Efficient indexing and query processing techniques on spatial time series data

The explosive growth in size and spatio-temporal nature of data collected by advanced data collecting tools, such as satellites, sales transactions, medical instruments, and sensors, pose significant challenges for data analysis. The typical data---spatial time series data---are a collection of time series, each referencing a location. Researchers often retrieve interacting relationships among observations in spatial time series data by finding highly correlated time series. For example, such queries were used in the investigation of ocean teleconnections, i.e., identifying the land locations on the Earth where the climate was often affected by the El Nino, the anomalous warming of the eastern tropical region of the Pacific. However, such correlation queries are computationally expensive due to large number of spatial locations and long time series. Previous methods ignored intrinsic spatio-temporal properties in processing correlation queries, and thus their efficiencies deteriorate substantially for large data.; The major contributions of this work lie in proposing a novel spatial cone tree indexing structure and designing efficient query processing algorithms to facilitate correlation queries in spatial time series data by exploiting the spatial autocorrelation. The spatial autocorrelation is the property that the values of attributes in nearby spatial locations tend to be similar. The spatial cone tree abstracts groups of time series in space proximity into a disk page by a cone around a single time series. The spatial cone tree can be used to design hierarchical filter and refine query processing strategies to eliminate large amounts of computational costs without affecting the query accuracy.

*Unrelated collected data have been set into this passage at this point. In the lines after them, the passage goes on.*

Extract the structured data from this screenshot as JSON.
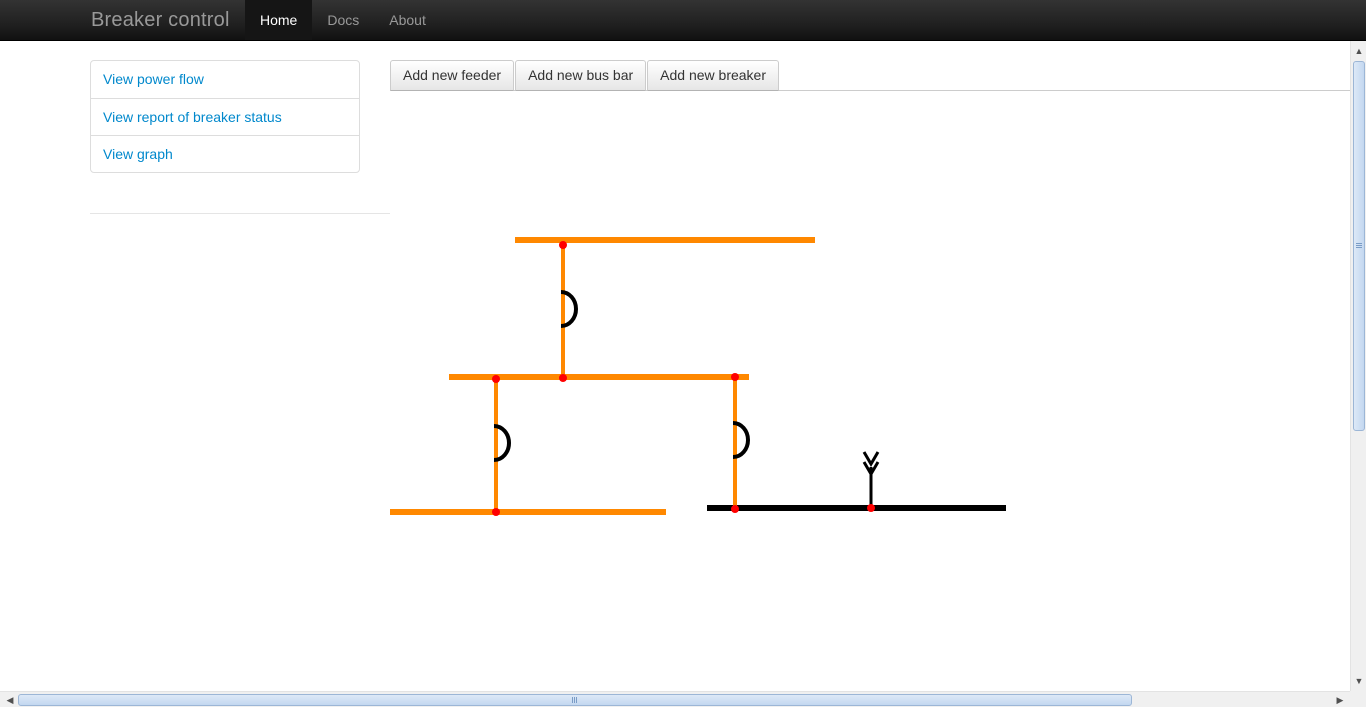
{
  "app": {
    "brand": "Breaker control",
    "nav": [
      {
        "label": "Home",
        "active": true
      },
      {
        "label": "Docs",
        "active": false
      },
      {
        "label": "About",
        "active": false
      }
    ]
  },
  "sidebar": {
    "items": [
      {
        "label": "View power flow"
      },
      {
        "label": "View report of breaker status"
      },
      {
        "label": "View graph"
      }
    ]
  },
  "toolbar": {
    "buttons": [
      {
        "label": "Add new feeder"
      },
      {
        "label": "Add new bus bar"
      },
      {
        "label": "Add new breaker"
      }
    ]
  },
  "diagram": {
    "colors": {
      "energized": "#ff8800",
      "deenergized": "#000000",
      "node": "#ff0000"
    },
    "bus_bars": [
      {
        "id": "bus-top",
        "state": "energized"
      },
      {
        "id": "bus-middle",
        "state": "energized"
      },
      {
        "id": "bus-bottom-left",
        "state": "energized"
      },
      {
        "id": "bus-bottom-right",
        "state": "deenergized"
      }
    ],
    "breakers": [
      {
        "id": "breaker-1",
        "state": "energized"
      },
      {
        "id": "breaker-2",
        "state": "energized"
      },
      {
        "id": "breaker-3",
        "state": "energized"
      }
    ],
    "feeders": [
      {
        "id": "feeder-1",
        "state": "deenergized"
      }
    ]
  }
}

Algebraic analyses using cost models and experimental evaluations with long term climate data from the National Aeronautics and Space Administration (NASA) were carried out to show that the proposed indexing structure and query processing algorithms saved a large portion of computational cost. The proposed techniques have been successfully used in the investigation of teleconnections in NASA's Earth science data. These techniques have the potential to be extended to many application domains including the NASA, the National Geospatial-Intelligence Agency (NGA), the National Cancer Institute (NCI), and the United States Department of Transportation (USDOT).